Aquaponia na Web Summit

empresa tem projectos na madeira e quer angariar investidores

Lisboa /
08 Nov 2017 / 02:00 H.

Criar plantas e peixes ao mesmo tempo e aproveitando a mesma água, tudo de forma sustentável. A Aquaponics Iberia é uma empresa que cruza a hidroponia (cultivar vegetais sem terra, só com água) com a aquacultura, para produzir alimentos saudáveis. O resultado é um reaproveitamento da água em até 95%, com impactos mínimos para o planeta e, claro, para os bolsos dos produtores (que até podem instalar o sistema num apartamento): “As plantas absorvem os nutrientes que os peixes deixam na água, limpando-a e devolvendo-a sem impactos de descargas”, explica Orlando Rodrigues, filho de madeirenses nascido na Venezuela, e um dos responsáveis pela empresa que hoje tem um balcão expositivo na Web Summit.

Para juntar a tudo isto, o sistema não pode recorrer a herbicidas para as plantas porque os peixes ficariam em risco e, por isso, a ausência de químicos é outra mais-valia: “É tudo muito mais saudável”, defende Orlando Ribeiro, apesar dos produtos ainda não terem certificação biológica na Europa (ao contrário do que acontece nos Estados Unidos) por não serem produzidos em solo.

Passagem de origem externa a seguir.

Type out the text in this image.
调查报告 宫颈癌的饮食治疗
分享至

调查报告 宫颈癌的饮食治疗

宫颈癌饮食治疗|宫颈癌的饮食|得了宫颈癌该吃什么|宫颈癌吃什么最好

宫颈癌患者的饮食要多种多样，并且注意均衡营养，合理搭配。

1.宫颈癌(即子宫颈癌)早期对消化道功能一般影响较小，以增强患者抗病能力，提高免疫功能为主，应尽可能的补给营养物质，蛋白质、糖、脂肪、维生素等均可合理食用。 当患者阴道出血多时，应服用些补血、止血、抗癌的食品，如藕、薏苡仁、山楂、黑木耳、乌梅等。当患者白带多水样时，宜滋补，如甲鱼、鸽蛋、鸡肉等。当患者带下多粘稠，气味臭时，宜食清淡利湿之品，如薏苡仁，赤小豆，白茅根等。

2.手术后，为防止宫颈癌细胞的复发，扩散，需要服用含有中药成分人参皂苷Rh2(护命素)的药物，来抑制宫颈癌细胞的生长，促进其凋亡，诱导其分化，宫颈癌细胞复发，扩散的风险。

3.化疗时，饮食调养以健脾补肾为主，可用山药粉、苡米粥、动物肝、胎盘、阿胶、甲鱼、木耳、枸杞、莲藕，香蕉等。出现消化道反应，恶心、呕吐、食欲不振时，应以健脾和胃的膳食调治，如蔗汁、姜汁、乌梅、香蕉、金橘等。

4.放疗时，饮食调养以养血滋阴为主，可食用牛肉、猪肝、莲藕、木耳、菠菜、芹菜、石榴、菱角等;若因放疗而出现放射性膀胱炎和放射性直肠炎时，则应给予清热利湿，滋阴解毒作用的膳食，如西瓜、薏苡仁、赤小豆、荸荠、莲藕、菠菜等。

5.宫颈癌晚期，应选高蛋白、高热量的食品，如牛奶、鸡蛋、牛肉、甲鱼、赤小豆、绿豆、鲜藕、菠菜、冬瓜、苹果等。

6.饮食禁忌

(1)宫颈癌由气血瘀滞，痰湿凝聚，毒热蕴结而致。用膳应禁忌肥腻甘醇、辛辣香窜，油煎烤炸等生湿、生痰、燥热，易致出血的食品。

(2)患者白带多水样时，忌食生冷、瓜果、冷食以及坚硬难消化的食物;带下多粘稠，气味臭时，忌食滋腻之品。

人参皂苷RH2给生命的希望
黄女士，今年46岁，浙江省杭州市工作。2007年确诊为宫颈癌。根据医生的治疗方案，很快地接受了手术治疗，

Orlando Rodrigues é especialistas em aqualcultura e, ao lado de João Cotter, decidiram criar a Aquaponics Iberia que agora apresentam na mais importante cimeira tecnológica da Europa: “Queremos captar investidores na Web Summit para avançarmos com o projecto primeiro em Torres Vedras e depois na Madeira”. É que Orlando Rodrigues formou-se em Aquacultura, mas decidiu deixar a Venezuela há 15 anos. Desde essa altura, tem viajado e investido na área e acabou por instalar-se em Torres Vedras, onde a startup está incubada. Mas como Orlando quer regressar à Madeira a tempo inteiro, terra dos pais, já tem tudo pensado. A ideia é criar um projecto urbano, o tal em Torres Vedras, onde haverá lugar para um restaurante, para uma loja de venda ao público, uma sala de investigação e para a produção de 40 toneladas de peixe e 70 de vegetais. O passo seguinte é replicar a mesma ideia na Madeira e, depois, no Porto Santo: “Onde a sustentabilidade é um factor essencial por causa da falta de água”. A nível internacional, a equipa já tem alguns contactos, especialmente vindos do Norte da Europa e que querem instalar sistemas de aquaponia em Portugal também por causa do clima: “Com este método de cultivo conseguimos poupar entre 90 a 95% de água comparando com a agricultura tradicional Não há químicos, é um ecosistema muito saudável.

Produzir em casa

A aquaponia adapta-se a várias escalas e modelos. Ou seja, qualquer pessoa pode produzir em casa, até mesmo num apartamento com áreas menores, e o especialista chegou mesmo a ter um sistema instalado na sua varanda. E na Madeira já há um caso de um amigo de Orlando Rodrigues, o músico Rui Lima, que cultiva uma bananeira na varanda através deste método. Para quem quer começar, as plantas aromáticas são as mais indicadas porque não exigem muito espaço e os peixes ornamentais (neste caso não utilizados para a alimentação, claro) decoram o espaço. Para cultivara através de peixes de água salgada, a vegetação escolhida também tem de adaptar-se ao ambiente salino.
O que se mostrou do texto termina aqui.